Levando isso em consideração, percebe-se que “O Contador de Cartas” não é um simples filme de jogos de cartas. Schrader é eficaz em mostrar o ambiente dos cassinos – principalmente durante os torneios –, mas o diretor não tem interesse em ficar exibindo os dramas habituais das mesas de pôquer; tanto é que, durante o longa, pouco se vê o protagonista jogando nos cassinos. Entretanto, de forma precisa e envolvente, Schrader conta a história de um homem que não tem endereço fixo e dirige de um lugar para outro, seguindo uma rotina pessoal extremamente rigorosa; e, no meio de tudo isso, está tentando encontrar um equilíbrio entre seu passado sombrio e seu presente incerto.
Um
dos elementos mais simbólicos de Schrader em “O Contador de Cartas” envolve o
pseudônimo de seu protagonista: William Tell, o herói da lenda suíça que ganhou
fama como um exímio atirador pela façanha de atirar em uma maçã na cabeça de
uma pessoa com uma flecha. Tal como o lendário arqueiro, o personagem de Oscar
Isaac não é apenas um jogador qualquer, mas é alguém extremamente disciplinado
que calcula, rigorosamente, as probabilidades e os números com uma exímia
habilidade; sabendo se retirar no momento certo para não chamar a atenção dos
cassinos em relação às altas apostas. Por ser um jogador profissional, William
não arrisca muito dinheiro, sempre jogando com apostas médias e saindo com
ganhos modestos.
Paul Schrader consegue entregar uma excelente direção, sabendo narrar sua história de forma dramática, calculista e dinâmica. O diretor utiliza a narrativa dos jogos de cartas apenas como pretexto para explorar o pesadelo moral e psicológico do protagonista e como ele lida com o sombrio passado, que o atormenta constantemente. E a melhor forma de Schrader apresentar tal sofrimento é mostrado já logo no início da película, com William Tell narrando seu medo do espaço confinado da prisão; elemento narrativo que se aprofunda ainda mais com os flashbacks.
Oscar
Isaac tem um excelente e incrível desempenho em tela. O carismático ator
entrega uma atuação intensa, convincente, calma, rigidamente concentrada e
extremamente calculista. Porém, seu personagem é uma panela de pressão prestes
a explodir, pois vive atormentado com um passado sombrio e, agora, ele tem que
aprender a conviver com o peso de suas ações, de forma profundamente
angustiante e perturbadora. E Oscar Isaac consegue transpor todos
esses sentimentos conflituosos com maestria.
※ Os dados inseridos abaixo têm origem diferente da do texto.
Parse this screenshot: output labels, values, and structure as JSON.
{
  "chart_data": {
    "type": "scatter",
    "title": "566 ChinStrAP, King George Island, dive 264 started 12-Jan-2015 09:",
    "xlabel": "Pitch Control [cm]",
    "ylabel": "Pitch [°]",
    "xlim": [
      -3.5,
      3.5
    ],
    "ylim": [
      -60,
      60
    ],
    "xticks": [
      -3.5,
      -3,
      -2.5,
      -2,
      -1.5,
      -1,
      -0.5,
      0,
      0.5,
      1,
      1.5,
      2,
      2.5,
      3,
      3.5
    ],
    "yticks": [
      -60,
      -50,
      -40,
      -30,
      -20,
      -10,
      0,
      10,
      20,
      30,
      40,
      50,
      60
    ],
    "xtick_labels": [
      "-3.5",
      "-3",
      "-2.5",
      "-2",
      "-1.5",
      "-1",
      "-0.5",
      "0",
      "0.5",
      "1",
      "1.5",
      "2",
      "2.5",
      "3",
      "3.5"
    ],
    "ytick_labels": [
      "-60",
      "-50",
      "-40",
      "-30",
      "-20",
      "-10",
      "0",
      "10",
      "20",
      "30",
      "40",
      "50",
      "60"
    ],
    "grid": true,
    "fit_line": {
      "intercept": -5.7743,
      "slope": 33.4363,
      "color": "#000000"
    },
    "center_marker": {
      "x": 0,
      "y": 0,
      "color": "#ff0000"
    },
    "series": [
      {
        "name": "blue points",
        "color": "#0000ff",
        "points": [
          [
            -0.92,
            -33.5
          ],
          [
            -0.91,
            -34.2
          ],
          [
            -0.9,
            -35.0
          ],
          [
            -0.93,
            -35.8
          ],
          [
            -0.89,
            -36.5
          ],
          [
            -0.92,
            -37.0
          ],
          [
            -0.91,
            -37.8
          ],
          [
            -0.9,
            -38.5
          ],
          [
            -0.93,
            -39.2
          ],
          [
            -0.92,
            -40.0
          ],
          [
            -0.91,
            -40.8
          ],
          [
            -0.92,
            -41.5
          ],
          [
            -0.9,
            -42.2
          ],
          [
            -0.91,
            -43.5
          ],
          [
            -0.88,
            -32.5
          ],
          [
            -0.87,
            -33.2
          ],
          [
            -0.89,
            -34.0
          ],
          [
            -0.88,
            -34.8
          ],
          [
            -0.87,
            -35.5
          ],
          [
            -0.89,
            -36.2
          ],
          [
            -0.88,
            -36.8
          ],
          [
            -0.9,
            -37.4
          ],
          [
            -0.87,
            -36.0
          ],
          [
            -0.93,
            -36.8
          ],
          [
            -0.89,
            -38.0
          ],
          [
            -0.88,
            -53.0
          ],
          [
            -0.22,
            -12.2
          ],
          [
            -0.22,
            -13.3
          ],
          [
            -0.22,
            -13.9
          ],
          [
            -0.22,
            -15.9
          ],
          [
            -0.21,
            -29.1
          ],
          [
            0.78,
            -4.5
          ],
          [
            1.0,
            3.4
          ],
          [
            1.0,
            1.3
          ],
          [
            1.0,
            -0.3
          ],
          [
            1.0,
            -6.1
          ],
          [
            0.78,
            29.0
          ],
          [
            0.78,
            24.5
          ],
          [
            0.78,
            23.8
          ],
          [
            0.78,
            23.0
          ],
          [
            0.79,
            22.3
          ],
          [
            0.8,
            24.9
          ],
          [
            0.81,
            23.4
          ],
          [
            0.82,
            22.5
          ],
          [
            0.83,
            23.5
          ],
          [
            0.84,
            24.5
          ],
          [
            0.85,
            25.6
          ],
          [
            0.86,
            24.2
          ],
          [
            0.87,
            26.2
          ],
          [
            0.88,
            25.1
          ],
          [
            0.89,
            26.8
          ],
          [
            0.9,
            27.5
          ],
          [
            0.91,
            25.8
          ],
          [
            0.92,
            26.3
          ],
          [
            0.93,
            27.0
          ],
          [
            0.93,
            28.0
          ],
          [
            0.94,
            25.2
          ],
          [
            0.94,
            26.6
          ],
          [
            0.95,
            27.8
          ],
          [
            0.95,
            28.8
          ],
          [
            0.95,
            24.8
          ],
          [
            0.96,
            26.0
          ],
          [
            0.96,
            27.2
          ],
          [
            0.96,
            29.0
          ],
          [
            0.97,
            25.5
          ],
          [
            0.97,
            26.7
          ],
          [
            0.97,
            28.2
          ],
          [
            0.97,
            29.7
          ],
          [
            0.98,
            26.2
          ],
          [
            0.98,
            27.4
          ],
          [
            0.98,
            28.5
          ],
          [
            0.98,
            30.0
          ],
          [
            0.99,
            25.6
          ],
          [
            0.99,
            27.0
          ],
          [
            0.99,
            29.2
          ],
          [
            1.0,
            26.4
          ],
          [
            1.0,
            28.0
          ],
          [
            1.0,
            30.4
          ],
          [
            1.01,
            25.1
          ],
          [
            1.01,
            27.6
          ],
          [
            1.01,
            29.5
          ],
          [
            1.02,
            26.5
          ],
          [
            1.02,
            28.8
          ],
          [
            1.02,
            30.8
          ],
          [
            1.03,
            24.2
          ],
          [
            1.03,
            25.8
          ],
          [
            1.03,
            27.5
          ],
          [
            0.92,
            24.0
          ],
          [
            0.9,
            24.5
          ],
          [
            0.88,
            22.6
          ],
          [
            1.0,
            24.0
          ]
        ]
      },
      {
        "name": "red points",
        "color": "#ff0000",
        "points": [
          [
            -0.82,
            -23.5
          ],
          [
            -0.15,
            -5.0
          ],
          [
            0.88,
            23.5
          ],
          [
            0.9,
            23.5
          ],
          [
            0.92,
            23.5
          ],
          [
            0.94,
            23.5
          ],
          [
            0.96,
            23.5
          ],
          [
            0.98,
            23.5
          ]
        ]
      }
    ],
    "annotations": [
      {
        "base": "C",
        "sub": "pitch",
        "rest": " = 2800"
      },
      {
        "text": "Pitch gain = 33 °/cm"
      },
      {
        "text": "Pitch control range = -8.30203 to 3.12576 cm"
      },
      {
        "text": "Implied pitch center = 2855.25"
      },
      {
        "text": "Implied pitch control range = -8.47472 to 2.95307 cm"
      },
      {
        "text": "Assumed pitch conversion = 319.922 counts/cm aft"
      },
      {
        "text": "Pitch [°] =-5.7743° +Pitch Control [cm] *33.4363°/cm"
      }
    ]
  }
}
“O Contador de Cartas” pode parecer um simples filme de cassinos e jogos de cartas. Porém, esses elementos narrativos são somente argumentos superficiais para contextualizar, de forma dinâmica, uma história muito mais profunda e feroz sobre vingança pessoal e redenção. O longa em questão é um brilhante thriller que captura habilmente a personalidade intensa, calculista e forte de seu protagonista dentro dos cassinos – e fora deles também.
Schrader
entrega um drama instigante, apresentando uma narrativa com quantidades absurdas
de incerteza acerca do desenrolar de sua história, principalmente por causa dos
momentos dramáticos. O excelente desempenho de Oscar Isaac é envolvente, carismático
e convincente o suficiente para manter o público intrigado e interessado na
trama até o final.
“O Contador de Cartas” está disponível, para alugar, na Amazon Prime Video.